It’s sitting in your car one winter in Rotterdam that I tell you your future.
It’s quiet except for my voice like a radio buzz shaking the car slightly,
and the streets are dreams with edges that fall off.
We drive into the headlights, past the field that makes us feel rural,
so unmoving and flat like the safety of the dashboard’s horizon.
I talk and hear my own thoughts together and you can hear me now and see me then and the mess of it was in a dream (someone’s) somewhere
(We dance in shallow water
in shadowed water
smoke on a rooftop in New York
shake at the heights and smell
cut mango flowers floating up from a street cart.
That’s much later.)
And the past too (my past not yours):
We spent a summer day
picking cherries in the backyard,
eating tomatoes in her mother’s garden.
Her half-blind cat swept through the sunflower stalks,
licking the sunrays off his paws.
Bleeding softly, the pits collected on napkins,
while the night ate the tree leaves,
casting shadows on fallen fruit.
Her mother’s fresh pierogies
cooling on the counter
dipped in sour cream with sugar.
All that food was love and all that love
sits still in my stomach.
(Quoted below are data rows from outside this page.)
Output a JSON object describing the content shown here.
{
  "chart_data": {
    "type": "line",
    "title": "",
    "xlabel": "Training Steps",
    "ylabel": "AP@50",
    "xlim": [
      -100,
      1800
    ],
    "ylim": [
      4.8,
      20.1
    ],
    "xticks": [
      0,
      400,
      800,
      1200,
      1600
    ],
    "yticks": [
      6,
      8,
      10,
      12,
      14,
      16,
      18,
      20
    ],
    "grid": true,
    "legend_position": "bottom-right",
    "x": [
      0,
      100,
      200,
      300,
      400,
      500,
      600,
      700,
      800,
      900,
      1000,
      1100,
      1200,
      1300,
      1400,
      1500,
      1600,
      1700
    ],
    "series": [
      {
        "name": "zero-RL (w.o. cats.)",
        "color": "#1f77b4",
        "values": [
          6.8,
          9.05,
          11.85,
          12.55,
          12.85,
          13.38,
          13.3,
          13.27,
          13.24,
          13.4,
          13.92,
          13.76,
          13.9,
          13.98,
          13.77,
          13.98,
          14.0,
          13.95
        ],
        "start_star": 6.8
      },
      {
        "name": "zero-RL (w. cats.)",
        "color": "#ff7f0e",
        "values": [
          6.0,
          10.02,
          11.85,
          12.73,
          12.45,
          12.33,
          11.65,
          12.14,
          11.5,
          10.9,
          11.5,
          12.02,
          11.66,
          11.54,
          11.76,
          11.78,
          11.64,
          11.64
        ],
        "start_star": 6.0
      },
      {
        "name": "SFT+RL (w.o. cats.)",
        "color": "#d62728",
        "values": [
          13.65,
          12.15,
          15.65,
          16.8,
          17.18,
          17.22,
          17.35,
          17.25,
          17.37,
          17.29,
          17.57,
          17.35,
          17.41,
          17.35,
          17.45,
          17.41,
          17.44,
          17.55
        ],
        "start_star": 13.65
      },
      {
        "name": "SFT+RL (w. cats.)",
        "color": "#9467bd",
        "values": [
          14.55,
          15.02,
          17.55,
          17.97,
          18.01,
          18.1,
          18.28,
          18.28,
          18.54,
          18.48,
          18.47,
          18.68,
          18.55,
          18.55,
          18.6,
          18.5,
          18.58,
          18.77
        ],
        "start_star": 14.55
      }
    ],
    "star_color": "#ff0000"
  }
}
She’d lick the plate
when it tasted too good.
When the car stops you say:
I’m waiting for life so I can make
something that’s so full of truth you’ll
have to close your eyes and let it burst and burn
like a drunken firework.
I only know one way to kiss,
I’ve only seen underneath my lids.
So uncomfortable with the way it sounds
when I try to say all.
Then there’s your face in the shadows of the lemon tree
while I swing low from the limbs
reaching for the grass with my fingertips.
I get lost swimming in the dark
and you say just open your eyes now.
Last night I slept in my grandfather’s clothes
and my last thought towards sleep:
remember but I’ll bring you pictures if you forget.